MADIAMBAL DIAGNE SUR LA DÉCISION DE LA COUR D'APPEL DE VERSAILLES «Je suis parti pour de longues procédures judiciaires en France… un recours devant le conseil d’État sera de rigueur si d’aventure un décret d’extradition serait pris»




 
 
 
Réagissant à la décision rendue hier par la Cour d'appel de Versailles, Madiambal Diagne, patron de presse et voix critique du pouvoir de Dakar, dit être parti pour de longues procédures judiciaires en France. Estimant qu’il s’agit néanmoins d’une demi-victoire qu’ils n’oseraient pas espérer devant la justice sénégalaise, l’éditorialiste sénégalais assure qu’un recours devant le conseil d’État sera de rigueur si d’aventure un décret d’extradition serait pris.
 
 
 
Madiambal Diagne a réagi mardi à la décision de la Cour d’appel de Versailles. Une décision que l’homme d’affaires et patron de presse sénégalais, Administrateur général du Groupe Avenir Communication, juge contestable et qu’il entend combattre par tous les moyens légaux. «Je me sens vraiment serein, confiant. Les avocats dont Me Brengarth ainsi que le pool d'avocats du Sénégal qui était représenté à ces différentes audiences par Me Ousmane Thiam, ont porté le dossier avec des arguments de droit très pertinents et des arguments factuels, mais aussi avec un plaidoyer très pertinent. Je crois que tout le monde a pu reconnaître cela. Et c'est ce qui nous vaut vraiment cette décision d'aujourd'hui qui est une demi-victoire. La Cour a coupé la poire en deux. C’est quelque chose que je peux considérer comme plus ou moins inédit, parce qu'une demande d'extradition, on est satisfait ou on n'est pas satisfait. Mais dire que nous coupons la poire en deux, en disant qu’on est partiellement pour un avis favorable, ça pose un problème peut-être de droit ou de pratique judiciaire que mes avocats ont relevé et qu'ils veulent en cassation», a d’abord déclaré Madiambal Diagne, à la presse, entouré de ses soutiens, après le prononcé de la décision.
Plus tard, dans une déclaration rendue publique sur X, Madiambal Diagne affiche sa détermination à engager un long combat judiciaire en France. « Je suis parti pour de longues procédures judiciaires en France. La décision mi-figue mi-raisin de la Cour d’appel de Versailles appelle un recours en Cassation introduit immédiatement », a-t-il affirmé, estimant que « la bataille juridique ne fait que commencer ».
 
 
Les batailles futures
 
 
Selon lui, un pourvoi sera déposé sans délai devant la Cour de cassation afin de contester l’arrêt rendu par la juridiction d’appel. Il va plus loin en annonçant un second front procédural. «Aussi, un recours devant le conseil d’État sera de rigueur si d’aventure un décret d’extradition serait pris», a-t-il ajouté, laissant entendre qu’il entend contester toute décision administrative qui viendrait entériner son extradition. Le conseil d’État pourrait ainsi être saisi dans l’hypothèse où un décret d’extradition serait signé par les autorités françaises.
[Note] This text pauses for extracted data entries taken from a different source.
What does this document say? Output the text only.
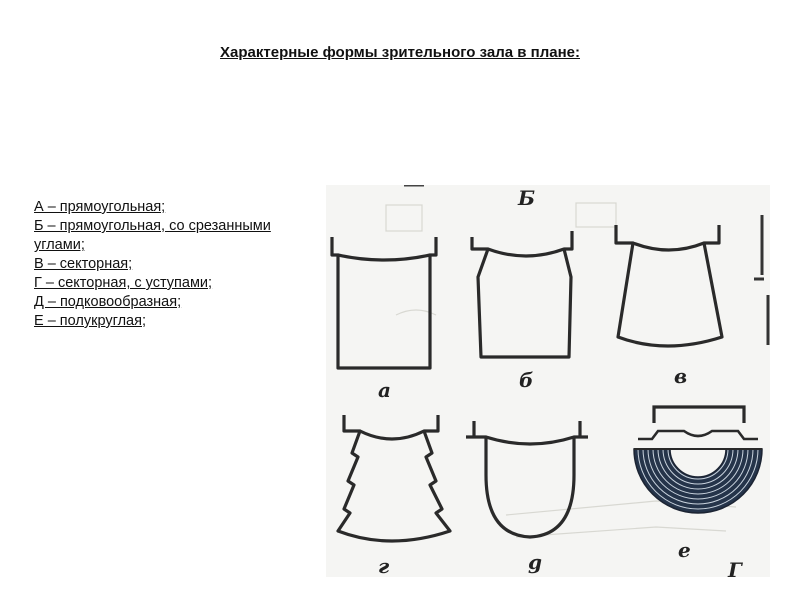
Характерные формы зрительного зала в плане:
А – прямоугольная;
Б – прямоугольная, со срезанными углами;
В – секторная;
Г – секторная, с уступами;
Д – подковообразная;
Е – полукруглая;
Б
а	б	в
г	g	е
Г
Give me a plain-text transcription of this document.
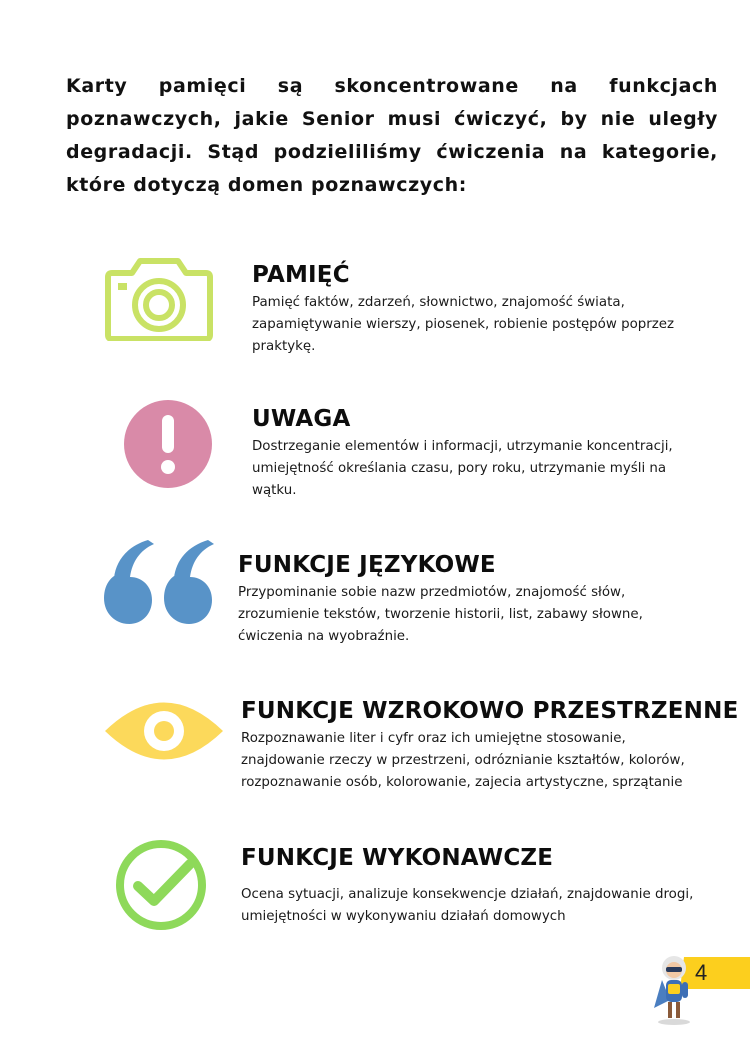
Karty pamięci są skoncentrowane na funkcjach poznawczych, jakie Senior musi ćwiczyć, by nie uległy degradacji. Stąd podzieliliśmy ćwiczenia na kategorie, które dotyczą domen poznawczych:

PAMIĘĆ

Pamięć faktów, zdarzeń, słownictwo, znajomość świata, zapamiętywanie wierszy, piosenek, robienie postępów poprzez praktykę.

UWAGA

Dostrzeganie elementów i informacji, utrzymanie koncentracji, umiejętność określania czasu, pory roku, utrzymanie myśli na wątku.

FUNKCJE JĘZYKOWE

Przypominanie sobie nazw przedmiotów, znajomość słów, zrozumienie tekstów, tworzenie historii, list, zabawy słowne, ćwiczenia na wyobraźnie.

FUNKCJE WZROKOWO PRZESTRZENNE

Rozpoznawanie liter i cyfr oraz ich umiejętne stosowanie, znajdowanie rzeczy w przestrzeni, odróznianie kształtów, kolorów, rozpoznawanie osób, kolorowanie, zajecia artystyczne, sprzątanie

FUNKCJE WYKONAWCZE

Ocena sytuacji, analizuje konsekwencje działań, znajdowanie drogi, umiejętności w wykonywaniu działań domowych

4
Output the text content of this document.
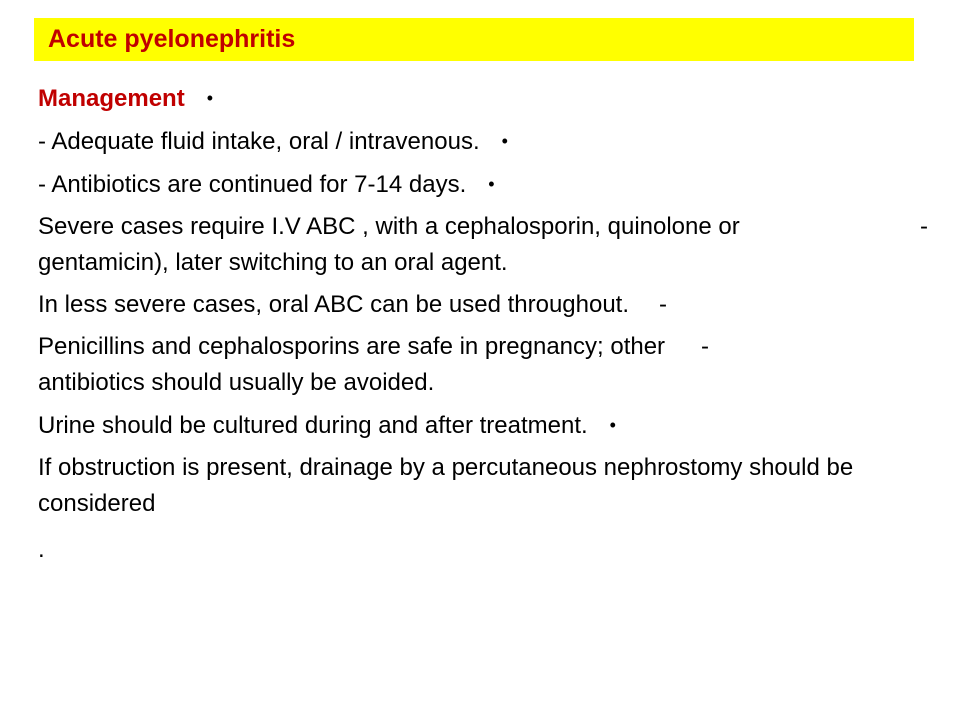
Acute pyelonephritis
Management •
- Adequate fluid intake, oral / intravenous. •
- Antibiotics are continued for 7-14 days. •
Severe cases require I.V ABC , with a cephalosporin, quinolone or	-
gentamicin), later switching to an oral agent.
In less severe cases, oral ABC can be used throughout. -
Penicillins and cephalosporins are safe in pregnancy; other -
antibiotics should usually be avoided.
Urine should be cultured during and after treatment. •
If obstruction is present, drainage by a percutaneous nephrostomy should be considered
.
Interpellé sur une potentielle pression exercée par l'État du Sénégal sur l'État français pour qu’il soit extradé vers Dakar, l’éditorialiste sénégalais dira que «pour l'instant, l'État français n'est pas encore en cause». «C'est la justice française qui s'est prononcée, qui a donné une décision qui est susceptible de certaines voies de recours. Nous apprécierons quand toutes les procédures judiciaires seront épuisées et à ce moment-là, on verra… Nous sommes dans un Etat de droit. C'est parce que j'ai confiance en la justice française, en l'Etat de droit de la France que je suis venu ici en France. Et je ne suis pas déçu parce que la France a veillé tout au long de la procédure à respecter les droits fondamentaux mais aussi à respecter les procédures régulières et c'est vraiment un bonheur pour moi, parce qu'au Sénégal, je ne pouvais pas prétendre avoir ce traitement-là», a-t-il encore déclaré.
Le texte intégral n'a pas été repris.